Sunday, August 24, 2014

The Pain and Pleasure of Falling in Love

Grandma Greco’s Special Wings are juicy and laced with an invisible layer of tempestuous spice. Credit Gregg Vigliotti for The New York Times        
The chicken wing was juicy and laced with an invisible layer of tempestuous spices, and the moment I bit into it, I turned into Nicolas Cage in “Moonstruck.” Words welled up inside. I needed to tell that chicken wing how I felt: “I’m in love with you.” At that instant, the spices reared back and smacked me across the lips. Delicious agony began to spread to the rest of my mouth. Sips of cold beer did nothing to diminish the impact. Hours later, I could still feel the sting.

I really wanted to adore the Bronx Beer Hall as much as I adored those hot wings, but like Cher’s character, fending off the advances of Mr. Cage’s operatic one-handed baker, the place seemed to specialize in making itself difficult to love. Hatched last year by two young brothers who dream of bringing fresh spirit to a distressingly sleepy stretch of Arthur Avenue, the hall can be found inside an old-school marketplace, where you may pick up a week’s supply of olives, pancetta and marinated anchovies while, if you’re lucky, an elderly gentleman plays an elegiac version of Andrea Bocelli’s “Con Te PartirĂ²” at the lonesome piano by the entrance. Grab a seat at the bar, or at the cluster of tables, and you feel lucky to be surrounded by the bounty of this storied Italian-American neighborhood. You want to linger.

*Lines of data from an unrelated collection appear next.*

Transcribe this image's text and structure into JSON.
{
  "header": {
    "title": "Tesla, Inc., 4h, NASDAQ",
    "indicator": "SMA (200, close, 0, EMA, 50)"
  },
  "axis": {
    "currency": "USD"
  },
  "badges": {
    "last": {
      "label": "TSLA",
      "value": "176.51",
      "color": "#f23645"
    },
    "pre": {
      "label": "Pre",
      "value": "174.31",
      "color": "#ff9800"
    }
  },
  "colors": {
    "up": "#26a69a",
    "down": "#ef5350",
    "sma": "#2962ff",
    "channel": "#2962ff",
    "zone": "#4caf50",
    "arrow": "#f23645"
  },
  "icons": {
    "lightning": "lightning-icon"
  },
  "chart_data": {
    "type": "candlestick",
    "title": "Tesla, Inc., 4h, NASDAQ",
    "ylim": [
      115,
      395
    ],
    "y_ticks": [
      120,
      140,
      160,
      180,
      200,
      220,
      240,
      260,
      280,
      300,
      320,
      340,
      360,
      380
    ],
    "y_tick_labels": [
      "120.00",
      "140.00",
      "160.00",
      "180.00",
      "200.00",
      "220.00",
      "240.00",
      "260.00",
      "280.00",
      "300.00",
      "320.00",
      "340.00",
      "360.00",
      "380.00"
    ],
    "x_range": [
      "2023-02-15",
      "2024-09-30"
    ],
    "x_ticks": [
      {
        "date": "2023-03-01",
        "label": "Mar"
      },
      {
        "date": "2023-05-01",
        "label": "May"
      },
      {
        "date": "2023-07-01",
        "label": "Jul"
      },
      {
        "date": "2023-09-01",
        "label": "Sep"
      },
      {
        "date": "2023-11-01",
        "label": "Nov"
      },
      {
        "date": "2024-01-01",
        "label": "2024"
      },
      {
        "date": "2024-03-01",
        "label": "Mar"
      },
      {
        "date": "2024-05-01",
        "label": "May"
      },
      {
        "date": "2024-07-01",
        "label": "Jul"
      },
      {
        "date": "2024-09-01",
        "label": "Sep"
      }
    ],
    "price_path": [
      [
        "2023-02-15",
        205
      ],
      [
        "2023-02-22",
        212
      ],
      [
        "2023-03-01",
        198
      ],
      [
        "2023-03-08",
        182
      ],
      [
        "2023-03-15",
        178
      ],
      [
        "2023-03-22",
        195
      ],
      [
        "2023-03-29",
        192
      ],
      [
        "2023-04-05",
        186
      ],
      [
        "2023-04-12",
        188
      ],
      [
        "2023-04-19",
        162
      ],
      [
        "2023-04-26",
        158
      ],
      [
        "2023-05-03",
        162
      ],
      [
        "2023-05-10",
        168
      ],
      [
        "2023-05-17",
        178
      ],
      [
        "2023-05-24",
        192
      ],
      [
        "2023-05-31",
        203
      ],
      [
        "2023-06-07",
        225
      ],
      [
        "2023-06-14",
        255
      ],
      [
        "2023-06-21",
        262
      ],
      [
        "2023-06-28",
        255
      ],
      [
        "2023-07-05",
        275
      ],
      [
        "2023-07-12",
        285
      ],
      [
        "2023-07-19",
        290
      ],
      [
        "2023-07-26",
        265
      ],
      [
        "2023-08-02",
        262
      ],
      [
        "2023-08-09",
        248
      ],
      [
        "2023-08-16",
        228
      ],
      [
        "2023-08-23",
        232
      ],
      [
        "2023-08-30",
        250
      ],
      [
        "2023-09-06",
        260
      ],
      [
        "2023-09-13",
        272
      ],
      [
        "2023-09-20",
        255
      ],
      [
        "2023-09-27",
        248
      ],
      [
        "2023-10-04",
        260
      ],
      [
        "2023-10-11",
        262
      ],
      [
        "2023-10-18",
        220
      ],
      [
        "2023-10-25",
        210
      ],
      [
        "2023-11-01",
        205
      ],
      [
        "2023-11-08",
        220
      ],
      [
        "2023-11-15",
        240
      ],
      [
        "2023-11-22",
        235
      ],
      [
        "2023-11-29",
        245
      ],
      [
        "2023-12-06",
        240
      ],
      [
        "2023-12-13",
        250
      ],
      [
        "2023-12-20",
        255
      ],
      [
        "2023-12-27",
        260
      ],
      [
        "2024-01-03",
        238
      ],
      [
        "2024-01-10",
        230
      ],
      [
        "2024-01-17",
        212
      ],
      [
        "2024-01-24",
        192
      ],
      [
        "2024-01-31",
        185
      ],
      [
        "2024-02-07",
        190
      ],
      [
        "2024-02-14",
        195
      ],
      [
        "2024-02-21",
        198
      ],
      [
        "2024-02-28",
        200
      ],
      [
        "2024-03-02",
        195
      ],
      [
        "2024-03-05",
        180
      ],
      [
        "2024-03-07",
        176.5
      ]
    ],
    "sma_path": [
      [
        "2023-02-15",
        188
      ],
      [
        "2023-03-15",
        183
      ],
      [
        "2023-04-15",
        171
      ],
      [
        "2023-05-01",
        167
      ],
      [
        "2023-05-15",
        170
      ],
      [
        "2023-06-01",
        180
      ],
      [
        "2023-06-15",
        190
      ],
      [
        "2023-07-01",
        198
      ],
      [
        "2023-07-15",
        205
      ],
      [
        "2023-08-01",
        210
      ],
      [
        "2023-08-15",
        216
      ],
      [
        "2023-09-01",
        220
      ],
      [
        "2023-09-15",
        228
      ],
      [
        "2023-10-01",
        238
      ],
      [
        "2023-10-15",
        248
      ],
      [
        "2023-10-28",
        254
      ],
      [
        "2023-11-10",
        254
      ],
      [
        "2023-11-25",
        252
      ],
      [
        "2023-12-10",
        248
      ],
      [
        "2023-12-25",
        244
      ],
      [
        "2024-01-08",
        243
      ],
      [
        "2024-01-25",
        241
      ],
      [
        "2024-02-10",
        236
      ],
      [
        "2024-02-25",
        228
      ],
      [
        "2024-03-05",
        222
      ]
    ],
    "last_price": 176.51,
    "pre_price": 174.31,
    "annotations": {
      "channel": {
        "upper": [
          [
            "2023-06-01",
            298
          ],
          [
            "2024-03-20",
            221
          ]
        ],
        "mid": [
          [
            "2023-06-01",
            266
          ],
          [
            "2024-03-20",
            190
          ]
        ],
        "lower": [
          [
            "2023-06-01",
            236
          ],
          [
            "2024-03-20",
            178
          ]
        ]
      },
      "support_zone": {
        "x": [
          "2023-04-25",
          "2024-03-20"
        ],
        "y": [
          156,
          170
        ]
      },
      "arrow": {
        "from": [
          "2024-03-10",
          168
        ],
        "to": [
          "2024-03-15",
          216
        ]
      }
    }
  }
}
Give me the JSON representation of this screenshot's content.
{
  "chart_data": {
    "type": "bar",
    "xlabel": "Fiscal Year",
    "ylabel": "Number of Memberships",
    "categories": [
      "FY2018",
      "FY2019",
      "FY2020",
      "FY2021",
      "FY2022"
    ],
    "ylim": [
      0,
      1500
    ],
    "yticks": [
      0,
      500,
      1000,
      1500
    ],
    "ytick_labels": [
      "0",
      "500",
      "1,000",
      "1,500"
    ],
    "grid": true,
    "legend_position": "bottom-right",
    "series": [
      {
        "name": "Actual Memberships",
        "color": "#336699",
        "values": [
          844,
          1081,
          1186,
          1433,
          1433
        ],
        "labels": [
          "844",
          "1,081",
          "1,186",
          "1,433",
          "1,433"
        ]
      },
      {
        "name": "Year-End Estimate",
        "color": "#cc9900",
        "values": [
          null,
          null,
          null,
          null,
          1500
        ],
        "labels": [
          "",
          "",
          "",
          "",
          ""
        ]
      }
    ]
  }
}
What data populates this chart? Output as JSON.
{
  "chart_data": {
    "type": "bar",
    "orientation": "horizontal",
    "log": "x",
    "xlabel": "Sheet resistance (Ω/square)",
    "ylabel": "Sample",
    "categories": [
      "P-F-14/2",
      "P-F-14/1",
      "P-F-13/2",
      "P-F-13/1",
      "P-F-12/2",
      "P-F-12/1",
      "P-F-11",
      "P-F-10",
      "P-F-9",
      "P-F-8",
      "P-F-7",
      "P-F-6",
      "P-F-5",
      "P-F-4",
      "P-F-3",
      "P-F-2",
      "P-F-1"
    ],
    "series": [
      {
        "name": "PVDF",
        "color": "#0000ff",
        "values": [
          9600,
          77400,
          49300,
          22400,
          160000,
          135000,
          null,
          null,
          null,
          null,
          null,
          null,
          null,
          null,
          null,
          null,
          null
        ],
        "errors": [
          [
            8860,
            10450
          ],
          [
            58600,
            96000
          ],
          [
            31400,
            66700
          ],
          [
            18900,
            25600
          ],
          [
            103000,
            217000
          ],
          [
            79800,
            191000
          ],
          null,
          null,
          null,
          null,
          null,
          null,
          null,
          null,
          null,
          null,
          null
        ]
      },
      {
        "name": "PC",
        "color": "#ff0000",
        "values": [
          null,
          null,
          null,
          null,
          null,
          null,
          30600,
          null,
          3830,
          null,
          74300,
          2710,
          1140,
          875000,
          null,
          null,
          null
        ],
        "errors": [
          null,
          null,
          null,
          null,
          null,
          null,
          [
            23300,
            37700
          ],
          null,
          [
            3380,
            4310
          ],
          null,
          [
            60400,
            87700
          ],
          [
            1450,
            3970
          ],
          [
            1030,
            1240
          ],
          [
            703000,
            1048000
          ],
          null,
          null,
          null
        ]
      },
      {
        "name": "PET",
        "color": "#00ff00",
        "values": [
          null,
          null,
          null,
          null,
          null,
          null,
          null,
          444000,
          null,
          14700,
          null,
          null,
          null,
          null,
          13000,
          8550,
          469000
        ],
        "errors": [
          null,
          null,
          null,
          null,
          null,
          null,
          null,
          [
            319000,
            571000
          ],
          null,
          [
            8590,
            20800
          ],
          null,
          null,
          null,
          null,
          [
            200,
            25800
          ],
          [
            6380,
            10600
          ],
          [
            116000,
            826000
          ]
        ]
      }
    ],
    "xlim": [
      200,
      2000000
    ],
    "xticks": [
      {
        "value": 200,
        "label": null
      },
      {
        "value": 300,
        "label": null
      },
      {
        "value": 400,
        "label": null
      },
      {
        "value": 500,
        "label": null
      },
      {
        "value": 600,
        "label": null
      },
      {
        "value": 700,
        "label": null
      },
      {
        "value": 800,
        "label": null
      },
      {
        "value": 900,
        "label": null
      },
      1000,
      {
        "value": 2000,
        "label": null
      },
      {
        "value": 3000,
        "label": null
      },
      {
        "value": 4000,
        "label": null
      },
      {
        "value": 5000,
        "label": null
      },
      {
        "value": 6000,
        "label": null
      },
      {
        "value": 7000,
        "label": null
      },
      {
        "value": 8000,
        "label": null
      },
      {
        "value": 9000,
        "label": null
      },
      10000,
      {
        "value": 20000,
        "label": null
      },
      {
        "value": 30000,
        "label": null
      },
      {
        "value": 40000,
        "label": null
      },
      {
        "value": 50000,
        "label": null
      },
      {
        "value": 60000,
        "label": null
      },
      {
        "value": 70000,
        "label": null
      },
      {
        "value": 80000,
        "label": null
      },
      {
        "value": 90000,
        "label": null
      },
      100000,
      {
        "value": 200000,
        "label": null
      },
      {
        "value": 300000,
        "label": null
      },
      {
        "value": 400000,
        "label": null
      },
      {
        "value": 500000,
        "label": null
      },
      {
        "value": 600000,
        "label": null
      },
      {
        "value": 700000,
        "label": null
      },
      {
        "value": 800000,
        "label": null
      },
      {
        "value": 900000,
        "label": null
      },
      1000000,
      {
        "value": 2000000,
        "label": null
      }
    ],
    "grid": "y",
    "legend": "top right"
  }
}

But what’s bizarre is how disconnected the beer hall seems to be from that bounty. Yes, the beers on tap — a black I.P.A. called Misfit Toy from Great South Bay Brewery on Long Island; a white lager from SingleCut Beersmiths in Astoria, Queens — tend to be proudly local and consistently guzzle-worthy. They tangle well with Grandma Greco’s Special Wings, even when the hot-tempered Ms. Greco throws a capsaicin tantrum on your gums. It’s a shame, then, that so much of the rest of the pub grub at the hall is confusingly awful.
 
I’m still trying to erase the memory of the One & Only Truffle Burger, a culinary experiment so botched that it almost made a vegetarian out of me. Like a Bronx-based, speck-and-fontina-topped spin on Daniel Boulud’s famously luxurious carnivore magnet at DB Bistro Moderne, this one involves strips of truffled osso buco that are squeezed inside a patty made from sirloin and filet mignon.
 
It sounds good on paper. Alas, there are serious infrastructure issues. When I ordered it, the bun was too crusty and tall; the meat arrangement was too mushy and loose. I took a bite, and the edges of the ground beef squished outward. Before long, the whole thing fell apart, and I spied a sad, strange-looking knob of veal shank in the middle, curled like a fossil. I reached for my beer to wash away the image — and what seemed to be an oceanic residue of salt.
 
How, I wondered, does such a burger honor the legacy of Arthur Avenue? And what’s the point of offering a six-option Sausage Fest if each meaty link has been cooked so long that it has the texture of sun-bleached sailing rope? Does this historic neighborhood really need crostini made with peanut butter, strawberries, balsamic glaze and truffle oil?
 
For me, crushing disappointment came in the form of a “cheese board.” Here we sat, just steps away from some of the finest Italian cheeses in the city, and yet one of the selections on the platter was a very soft, bland, suspiciously triangular wedge of the Laughing Cow-ish fromage that you’d usually spot at the supermarket.
 
It’s rare that a restaurant allows you to order food from an alternative menu. On my final foray into the Bronx Beer Hall, I opted for a terrific meatball parm sandwich and a Big Mike Combo, with Italian cold cuts and provolone, from Mike’s Deli, the Greco family’s counter a few yards away. (Which makes sense: David Greco is a partner in the beer hall.)
 
So why aren’t they serving more of the real stuff at the Bronx Beer Hall? Well, maybe only the white-haired fellow at the piano can figure out the logic behind that. I still happen to think it’s a lovely place to hang out, and with a few radical menu changes, it could become the drinking-and-noshing destination that it’s supposed to be.
 
In the end, the Bronx Beer Hall made me feel like Cher in “Moonstruck.” I wanted to smack someone and shout, “Snap out of it!” But I say that with love.